Meglio il sesso a pagamento che la compagna?
Lui preferisce il sesso a pagamento o su internet alla moglie o compagna.
Così rivela un rapporto 2008 sugli italiani a letto. E sembra che la causa sia data dal fatto che la compagna è troppo esigente e critica.
Se così è, la deduzione viene spontanea: lui ha paura di impegnarsi a letto, teme il confronto o comunque ha ansia da prestazione. Non è sicuro di sé, sa di non avere ottime performances. Lo sa anche quando fa lo sborone e si vanta. E cosa fa? Non tenta minimamente di parlarne e di cercare un’intesa: scappa! Fugge cercando altre accomodanti (come potrebbero non esserlo visto che sono pagate?) donne.
Sì però la contraddizione è pesante, perché spesso, questa tipologia di uomini, anche quando scappa a cercare facili e fin troppo comode soluzioni, finisce col chiedere un giudizio sulla sua prestazione. Vi posterò altre confessioni di uomini e di donne.
Silenzi, musi lunghi, liti ed epidemie di mal di testa in camera da letto. Quaranta coppie su cento hanno smesso di fare l’amore e si fanno la guerra.

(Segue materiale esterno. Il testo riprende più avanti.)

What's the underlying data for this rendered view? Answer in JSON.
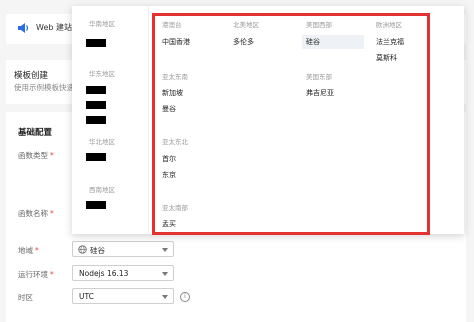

Lui, stanco, troppo sazio e alle soglie dell’anoressia sessuale, preferisce il sesso su Internet o a pagamento all’intimità con la partner, troppo esigente e critica. E lei, se all’inizio è comprensiva, poi chiede aiuto al medico, implorando prescrizioni di Viagra per il proprio compagno. Questo il quadro che emerge dal Rapporto 2008 sugli italiani a letto, presentato in occasione del Congresso della Federazione europea di sessuologia al via a Roma domenica prossima. Un identikit di vizi, virtù e perversioni sessuali, stilato da sessuologi, ginecologi e andrologi di tutta Italia, con cartelle cliniche alla mano.
Articoli correlati
Apr 11th, 2008 | Scritto da Kristalia | Categorie: Internet, i comportamenti tribali, prostituzione, sesso, tradimento



Fuga per sesso a pagamento? non necessariamente e comunque - come nel caso del tuo commento lasciatomi - una visione molto parziale del tema, almeno per quanto riportato in questo passo (se ci saranno altri approfondimenti che ancora non ho letto, rettificherò il mio scrivere). Fuga perchè troppi mal di testa o perchè accade che è lei ad aver raggiunto la pace dei sensi, almeno a letto col suo lui pubblico ed allora fuga per cercare l’altra con cui riscoprire il piacere che si è perso. Ma mai a pagamento, piuttosto … vita di astinenza.
Ciao Ulisse,
io nel commento cui fai riferimento ho rincarato la tua dose, ho espresso un sostanziale accordo con te. In pratica un’accusa a politici e “tecnici” che in ogni tempo trattano l’argomento - vedasi inchieste varie - senza una vera cognizione del fenomeno, ma solo per sentito dire.
Per quanto attiene, invece, il post che qui stiamo commentando, si tratta di un articolo che ho riportato:
Rapporto dal quale, tuttavia, emerge fra le altre, anche la questione da te sollevata, appunto … mal di testa etc. Sembra che chi lo ha stilato, abbia tenuto conto anche di questo aspetto.
Su quella che invece è stata la mia considerazione - al terzo paragrafo del post, per intenderci - si riferisce ai 9 milioni di frequentatori delle operatrici del sesso. Gli altri casi non li ho contemplati, perché il tema del blog non riguarda il comportamento degli italiani, o peggio, di tutto l’universo maschile, ma è limitato a quei 9-10 milioni, appunto.
Parliamoci chiaro: non per esclusione, ma semplicemente perché non ho gli strumenti per valutare gli altri comportamenti. Forse un giorno, chissà.
Mi ha fatto davvero molto piacere che tu abbia commentato e, ringraziandoti, mi auguro di interagire ancora con te.